My memory – I’m 68 – of the Napoleon Theater is that it was in our location.
Tommy and Sande Zander,
New Orleans
Yes, you are correct about the exact location of the old Napoleon Theatre. I am not, however, entirely wrong. The establishment’s earliest newspaper advertisements consistently reported its location as “Napoleon Avenue and Camp Street.” One often finds, when searching older city directories, that business and residential locations were not always reported as specific numeric addresses. It isn’t unusual to find a house or company reported as being near at or near an intersection, even if it wasn’t located exactly on the point where two streets intersect.
Dear Julia,
I understand that the famous U.S. Senator and Confederate Statesman Judah P. Benjamin owned a house at the corner of St. Charles Avenue (the Naiades Street) and Nashville Avenue until about 1865. Which corner would that be and is the house still there?
Gertie M. Beauford
Jefferson
The Judah P. Benjamin House was originally located in the block on the downtown lake side of St. Charles and Nashville avenues. According to the book New Orleans Architecture, Vol. VIII: The University Section, Judah P. Benjamin and his brother purchased the property in the early 1850s but it was actually their sisters, the widowed Rebecca Benjamin Levy and the unmarried Harriet Benjamin, who resided in the home until the Federal occupation of New Orleans. The home then passed through a succession of owners until John M. Bonner purchased it in the late 1880s. Bonner subdivided the property and, in the 1891, sold the Benjamin House, its contents, and a lot on Arabella Street, to Carrie Newsom (Mrs. Alphonse O. Pessou). The house was then moved and, although modified, still stands at 1630 Arabella St.
Dear Julia,
During a Vampire Tour with my daughter, I heard of the Coffin Girls for the first time. This week, my cousin referred to one of her ancestors as a Coffin Girl and told the same vampire story. Who organized the recruitment of these girls, in what region of France did they live and when did this did this occur?
Karen Jorgenson
New Orleans
I enjoy good stories, including those of the ghostly variety, but when it comes to history, there never were any coffin-dwelling vampire girls inhabiting the Colonial Gulf Coast or running around the Ursuline Convent. The confusion is with something that was totally real, the so-called “casket girls.”

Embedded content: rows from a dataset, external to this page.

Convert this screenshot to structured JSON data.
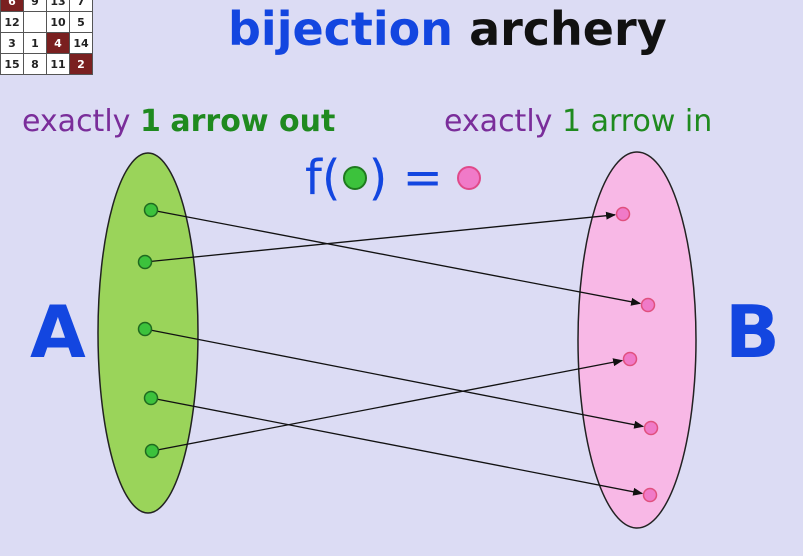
{
  "puzzle": {
    "rows": [
      [
        {
          "v": "6",
          "dark": true
        },
        {
          "v": "9"
        },
        {
          "v": "13"
        },
        {
          "v": "7"
        }
      ],
      [
        {
          "v": "12"
        },
        {
          "v": "",
          "blank": true
        },
        {
          "v": "10"
        },
        {
          "v": "5"
        }
      ],
      [
        {
          "v": "3"
        },
        {
          "v": "1"
        },
        {
          "v": "4",
          "dark": true
        },
        {
          "v": "14"
        }
      ],
      [
        {
          "v": "15"
        },
        {
          "v": "8"
        },
        {
          "v": "11"
        },
        {
          "v": "2",
          "dark": true
        }
      ]
    ]
  },
  "title": {
    "word1": "bijection",
    "word2": "archery"
  },
  "left_label": {
    "prefix": "exactly",
    "count": "1",
    "rest": "arrow out"
  },
  "right_label": {
    "prefix": "exactly",
    "count": "1",
    "rest": "arrow in"
  },
  "formula": {
    "f_open": "f(",
    "close_eq": ") ="
  },
  "sets": {
    "a": {
      "name": "A",
      "color": "#9ad45a",
      "point_color": "#3cc23c",
      "points": 5
    },
    "b": {
      "name": "B",
      "color": "#f8b8e6",
      "point_color": "#f07ac8",
      "points": 5
    }
  },
  "mapping": [
    [
      0,
      1
    ],
    [
      1,
      0
    ],
    [
      2,
      3
    ],
    [
      3,
      4
    ],
    [
      4,
      2
    ]
  ]
}
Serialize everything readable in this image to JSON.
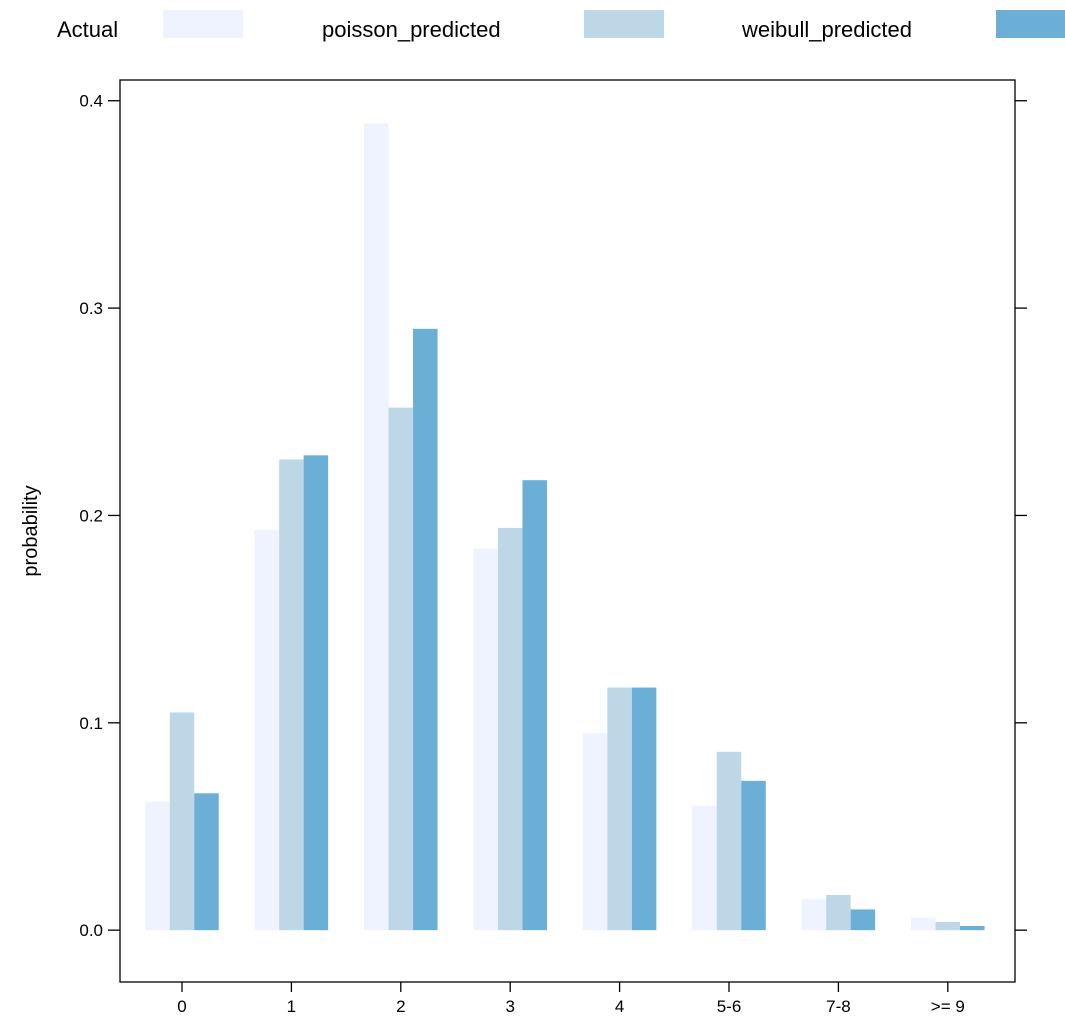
{
  "chart_data": {
    "type": "bar",
    "categories": [
      "0",
      "1",
      "2",
      "3",
      "4",
      "5-6",
      "7-8",
      ">= 9"
    ],
    "series": [
      {
        "name": "Actual",
        "color": "#EEF3FF",
        "values": [
          0.062,
          0.193,
          0.389,
          0.184,
          0.095,
          0.06,
          0.015,
          0.006
        ]
      },
      {
        "name": "poisson_predicted",
        "color": "#BDD7E7",
        "values": [
          0.105,
          0.227,
          0.252,
          0.194,
          0.117,
          0.086,
          0.017,
          0.004
        ]
      },
      {
        "name": "weibull_predicted",
        "color": "#6BAED6",
        "values": [
          0.066,
          0.229,
          0.29,
          0.217,
          0.117,
          0.072,
          0.01,
          0.002
        ]
      }
    ],
    "title": "",
    "xlabel": "",
    "ylabel": "probability",
    "ylim": [
      -0.025,
      0.41
    ],
    "yticks": [
      "0.0",
      "0.1",
      "0.2",
      "0.3",
      "0.4"
    ],
    "grid": false,
    "legend_position": "top"
  }
}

The filles à la cassette, French women who arrived in Colonial Louisiana in 1727 and who were entrusted to the care of the Ursuline nuns, weren’t undead, didn’t sleep in coffins and didn’t consort with vampires. Instead, it appears that over the course of nearly three centuries, a few details have gotten lost in translation.
The girls arrived bearing small trunks, which the French called “cassettes.” These little boxes contained clothing and things necessary for beginning married life. Although the French word cassette can be translated into English as “coffin,” it also means “cash box” and it’s in the sense of a cash box or dowry chest that it applies to the young women who were brought here to marry early colonists.